There are two things software developers hate, estimations and sketchy code. There are two things software developer create a lot: estimations and code. Here we can find a correlation, and I would argue a causation too: _Bad estimations lead to crazy code and this code will result in evaluations, which are only doable with writing said code. This is a death spiral.
Why dubious code is the root of failure
We know situations like this: You estimated how long you need for something and — it does not work out at all. You have a solution: Writing shady code is fast and creating technical debt is not a problem for you – but future-you, after the dead line. Unfortunately, you will not have time to bring you code into good shape because there will be: the next deadline.
The real, business issue is that maintenance and bug fixing will get more and more expensive, and the risk of a worst case failure occurring will rise continuously. You cannot explain that very well to the customer; therefore the deadlines will get tighter and tighter – until the project will get stress fractures. Projects can die because they are unmaintainable, or they stagnate because no one can muster the courage to update the system or add new features. (It will become a security issue too). That is why code quality is not just a problem for programmers; it is a business issue. Project managers, product owners, and CEOs should care about it.

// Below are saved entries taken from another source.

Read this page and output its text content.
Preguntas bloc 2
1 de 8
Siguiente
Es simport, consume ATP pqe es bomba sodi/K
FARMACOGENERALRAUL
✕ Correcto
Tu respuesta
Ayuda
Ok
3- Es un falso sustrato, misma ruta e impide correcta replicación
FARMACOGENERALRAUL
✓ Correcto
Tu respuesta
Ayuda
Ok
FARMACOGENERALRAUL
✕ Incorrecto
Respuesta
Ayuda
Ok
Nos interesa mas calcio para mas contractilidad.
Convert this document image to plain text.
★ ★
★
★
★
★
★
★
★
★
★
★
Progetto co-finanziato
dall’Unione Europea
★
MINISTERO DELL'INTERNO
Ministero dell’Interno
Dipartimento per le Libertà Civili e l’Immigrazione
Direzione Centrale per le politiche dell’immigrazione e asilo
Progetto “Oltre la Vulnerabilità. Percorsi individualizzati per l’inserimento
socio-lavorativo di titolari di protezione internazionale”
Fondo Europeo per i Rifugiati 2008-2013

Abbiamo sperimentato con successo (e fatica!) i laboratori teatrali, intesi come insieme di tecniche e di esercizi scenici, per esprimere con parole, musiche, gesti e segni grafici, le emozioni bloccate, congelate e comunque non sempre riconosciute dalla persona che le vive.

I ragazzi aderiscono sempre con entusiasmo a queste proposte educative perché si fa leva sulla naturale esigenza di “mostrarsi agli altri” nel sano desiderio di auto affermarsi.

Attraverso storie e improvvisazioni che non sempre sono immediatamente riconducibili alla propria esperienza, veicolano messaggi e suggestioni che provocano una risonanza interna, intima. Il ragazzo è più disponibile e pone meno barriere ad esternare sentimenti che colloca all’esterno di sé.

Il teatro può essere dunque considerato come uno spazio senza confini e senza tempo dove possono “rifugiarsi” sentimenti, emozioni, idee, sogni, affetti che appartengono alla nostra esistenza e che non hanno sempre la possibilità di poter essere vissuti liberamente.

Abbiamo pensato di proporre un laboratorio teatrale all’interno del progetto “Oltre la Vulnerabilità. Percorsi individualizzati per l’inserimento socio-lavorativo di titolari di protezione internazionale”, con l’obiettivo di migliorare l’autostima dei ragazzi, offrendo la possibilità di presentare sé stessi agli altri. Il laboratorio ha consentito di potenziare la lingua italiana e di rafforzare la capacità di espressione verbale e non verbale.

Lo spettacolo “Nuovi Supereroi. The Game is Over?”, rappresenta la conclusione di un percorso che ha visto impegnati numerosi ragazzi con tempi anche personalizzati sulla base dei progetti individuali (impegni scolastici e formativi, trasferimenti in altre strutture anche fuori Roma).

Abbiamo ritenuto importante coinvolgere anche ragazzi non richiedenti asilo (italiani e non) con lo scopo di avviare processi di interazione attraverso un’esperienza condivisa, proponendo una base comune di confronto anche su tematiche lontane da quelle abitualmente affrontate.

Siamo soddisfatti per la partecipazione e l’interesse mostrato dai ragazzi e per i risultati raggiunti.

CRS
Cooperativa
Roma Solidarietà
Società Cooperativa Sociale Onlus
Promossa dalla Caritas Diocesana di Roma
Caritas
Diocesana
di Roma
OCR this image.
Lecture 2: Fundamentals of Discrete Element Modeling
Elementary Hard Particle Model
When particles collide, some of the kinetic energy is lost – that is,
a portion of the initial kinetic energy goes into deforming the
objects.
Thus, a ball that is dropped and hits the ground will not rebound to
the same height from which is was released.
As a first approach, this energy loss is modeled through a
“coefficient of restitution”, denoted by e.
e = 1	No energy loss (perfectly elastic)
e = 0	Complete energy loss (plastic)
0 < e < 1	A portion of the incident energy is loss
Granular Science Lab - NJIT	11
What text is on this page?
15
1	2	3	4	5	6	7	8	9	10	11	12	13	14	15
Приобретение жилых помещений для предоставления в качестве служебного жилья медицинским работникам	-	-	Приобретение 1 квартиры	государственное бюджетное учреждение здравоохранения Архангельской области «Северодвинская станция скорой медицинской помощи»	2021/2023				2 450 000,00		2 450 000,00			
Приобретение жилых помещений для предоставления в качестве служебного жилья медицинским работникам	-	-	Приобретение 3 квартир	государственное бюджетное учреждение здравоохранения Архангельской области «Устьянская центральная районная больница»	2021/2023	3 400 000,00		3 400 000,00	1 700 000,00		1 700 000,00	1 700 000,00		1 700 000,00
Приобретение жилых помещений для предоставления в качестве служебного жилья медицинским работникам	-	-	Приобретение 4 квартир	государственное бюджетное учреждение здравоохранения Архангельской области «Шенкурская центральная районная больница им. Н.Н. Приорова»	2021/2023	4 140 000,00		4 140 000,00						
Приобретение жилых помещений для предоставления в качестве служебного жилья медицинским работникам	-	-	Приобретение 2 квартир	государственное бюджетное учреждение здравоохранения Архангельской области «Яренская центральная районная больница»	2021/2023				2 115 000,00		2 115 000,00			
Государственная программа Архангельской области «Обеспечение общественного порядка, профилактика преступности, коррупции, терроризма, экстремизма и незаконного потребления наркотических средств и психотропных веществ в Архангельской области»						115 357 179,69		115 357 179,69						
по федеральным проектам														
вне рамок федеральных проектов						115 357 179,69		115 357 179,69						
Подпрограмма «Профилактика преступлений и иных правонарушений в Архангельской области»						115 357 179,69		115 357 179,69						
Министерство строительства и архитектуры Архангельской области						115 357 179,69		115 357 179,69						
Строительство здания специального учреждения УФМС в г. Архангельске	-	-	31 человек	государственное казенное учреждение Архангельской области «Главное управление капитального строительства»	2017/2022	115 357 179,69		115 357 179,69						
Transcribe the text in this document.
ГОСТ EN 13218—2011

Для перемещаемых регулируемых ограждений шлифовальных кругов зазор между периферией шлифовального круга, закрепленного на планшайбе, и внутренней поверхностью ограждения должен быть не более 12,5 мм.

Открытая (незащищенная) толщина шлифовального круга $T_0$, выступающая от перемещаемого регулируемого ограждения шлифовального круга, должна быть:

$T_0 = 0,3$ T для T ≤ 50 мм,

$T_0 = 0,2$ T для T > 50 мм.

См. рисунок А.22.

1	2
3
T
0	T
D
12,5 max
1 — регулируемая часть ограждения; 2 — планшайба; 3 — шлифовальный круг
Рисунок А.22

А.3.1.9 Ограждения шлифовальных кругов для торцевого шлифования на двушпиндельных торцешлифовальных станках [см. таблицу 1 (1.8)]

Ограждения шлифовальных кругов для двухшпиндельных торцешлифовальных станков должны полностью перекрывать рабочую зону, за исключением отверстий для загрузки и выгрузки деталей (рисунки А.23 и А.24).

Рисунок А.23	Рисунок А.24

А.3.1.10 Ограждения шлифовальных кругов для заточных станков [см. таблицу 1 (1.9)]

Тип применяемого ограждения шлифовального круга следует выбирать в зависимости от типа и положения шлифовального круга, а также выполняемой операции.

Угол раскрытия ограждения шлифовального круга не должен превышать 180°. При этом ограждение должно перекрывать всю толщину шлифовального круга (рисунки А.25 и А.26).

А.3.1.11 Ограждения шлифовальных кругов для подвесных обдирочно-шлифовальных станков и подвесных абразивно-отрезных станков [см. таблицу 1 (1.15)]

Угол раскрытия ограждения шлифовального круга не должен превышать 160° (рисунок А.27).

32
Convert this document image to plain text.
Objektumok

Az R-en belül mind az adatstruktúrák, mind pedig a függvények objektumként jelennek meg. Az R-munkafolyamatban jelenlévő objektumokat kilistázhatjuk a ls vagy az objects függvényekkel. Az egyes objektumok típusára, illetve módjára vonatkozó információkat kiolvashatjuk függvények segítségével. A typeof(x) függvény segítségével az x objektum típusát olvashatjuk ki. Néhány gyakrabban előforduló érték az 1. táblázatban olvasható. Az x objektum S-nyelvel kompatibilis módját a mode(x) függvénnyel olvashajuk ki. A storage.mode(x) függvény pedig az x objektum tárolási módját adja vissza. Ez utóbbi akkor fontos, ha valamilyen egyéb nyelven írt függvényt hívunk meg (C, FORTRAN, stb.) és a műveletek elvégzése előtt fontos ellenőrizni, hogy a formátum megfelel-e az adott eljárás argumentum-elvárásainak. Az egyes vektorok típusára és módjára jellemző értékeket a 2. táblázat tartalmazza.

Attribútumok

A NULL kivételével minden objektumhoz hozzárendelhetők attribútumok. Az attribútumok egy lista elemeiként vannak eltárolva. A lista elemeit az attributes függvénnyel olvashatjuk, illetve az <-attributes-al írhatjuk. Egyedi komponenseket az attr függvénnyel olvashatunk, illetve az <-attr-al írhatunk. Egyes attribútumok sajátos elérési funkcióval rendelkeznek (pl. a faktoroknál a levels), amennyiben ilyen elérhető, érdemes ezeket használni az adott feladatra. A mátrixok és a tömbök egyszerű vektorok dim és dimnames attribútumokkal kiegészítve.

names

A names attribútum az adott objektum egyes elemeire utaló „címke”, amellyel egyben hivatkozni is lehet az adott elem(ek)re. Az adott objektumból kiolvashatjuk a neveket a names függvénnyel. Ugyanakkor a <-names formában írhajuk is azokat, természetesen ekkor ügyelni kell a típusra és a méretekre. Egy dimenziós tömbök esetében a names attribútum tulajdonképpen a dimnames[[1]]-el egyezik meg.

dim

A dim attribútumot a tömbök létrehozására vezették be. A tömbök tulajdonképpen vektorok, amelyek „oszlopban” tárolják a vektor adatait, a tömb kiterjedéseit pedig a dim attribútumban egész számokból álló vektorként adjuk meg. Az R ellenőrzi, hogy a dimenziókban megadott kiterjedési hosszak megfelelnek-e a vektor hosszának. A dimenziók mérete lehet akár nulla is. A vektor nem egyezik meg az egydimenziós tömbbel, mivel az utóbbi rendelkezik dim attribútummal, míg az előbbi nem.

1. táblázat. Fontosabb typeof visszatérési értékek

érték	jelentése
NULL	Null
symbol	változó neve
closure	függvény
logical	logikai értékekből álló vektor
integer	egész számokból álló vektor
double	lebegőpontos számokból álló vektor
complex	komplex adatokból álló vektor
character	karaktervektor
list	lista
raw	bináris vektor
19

Code quality will have a bearing on estimations
While estimating new tasks, it is common to ignore past dilettantism – after all, you do not know what it would have taken to write good code. Your estimations will not work out because they are based on old projects and fantasies about how much extra time you would have needed.
The only way to know how much time you need to write good code is to write it all the time. You have to carry the burden of defending quality against the deadline. That is why I propose, to do just that as much as possible. The project is done when your code does its job _and_ has sound quality.
The path to nicer code and qualified estimations is therefore evident, stick to quality even if it wrecks the project. After some time your estimations will not be based on unreasonable practices anymore.
Nonsolution: Everything is bad, let’s sell refactoring.
Refactoring is hard to sell, the customer will see it as following:
You build them a product. The product is shoddy. You want to fix it, and he has to pay for it. For his money will get nothing, but the same product, with nicer internals – he does not care about because he can’t see or understand them.
Imagine someone would build you a new house. While handing over the keys the builder explains to you that your brand new house is in need of serious and costly renovations and you have to pay for it. – Does that sound reasonable?
I cannot tell you how to sell something like that, and I’ve never seen it working out. You should consider writing better code instead. Pitching to the customer, that the quality of your work is bad sounds incompetent, doesn’t it?
Overkill unreasonable too
Just as a public service announcement: You have to have a positive cost-benefit ratio. There is no use for software that has the most excellent code but costs more than it earns. You might be in the position to tell people that the budget needed to create a solution, might be bigger than the value this feature can provide and that not building it is the rational decision – good luck and be brave!
Think about your future
Bad habits form slowly over time, writing bad code is a habit.
Many people like quick fixes and shoddy work, because it seems smart. However, doing things like these will form unprofessional behaviors. Writing good code is important for your reputation and career.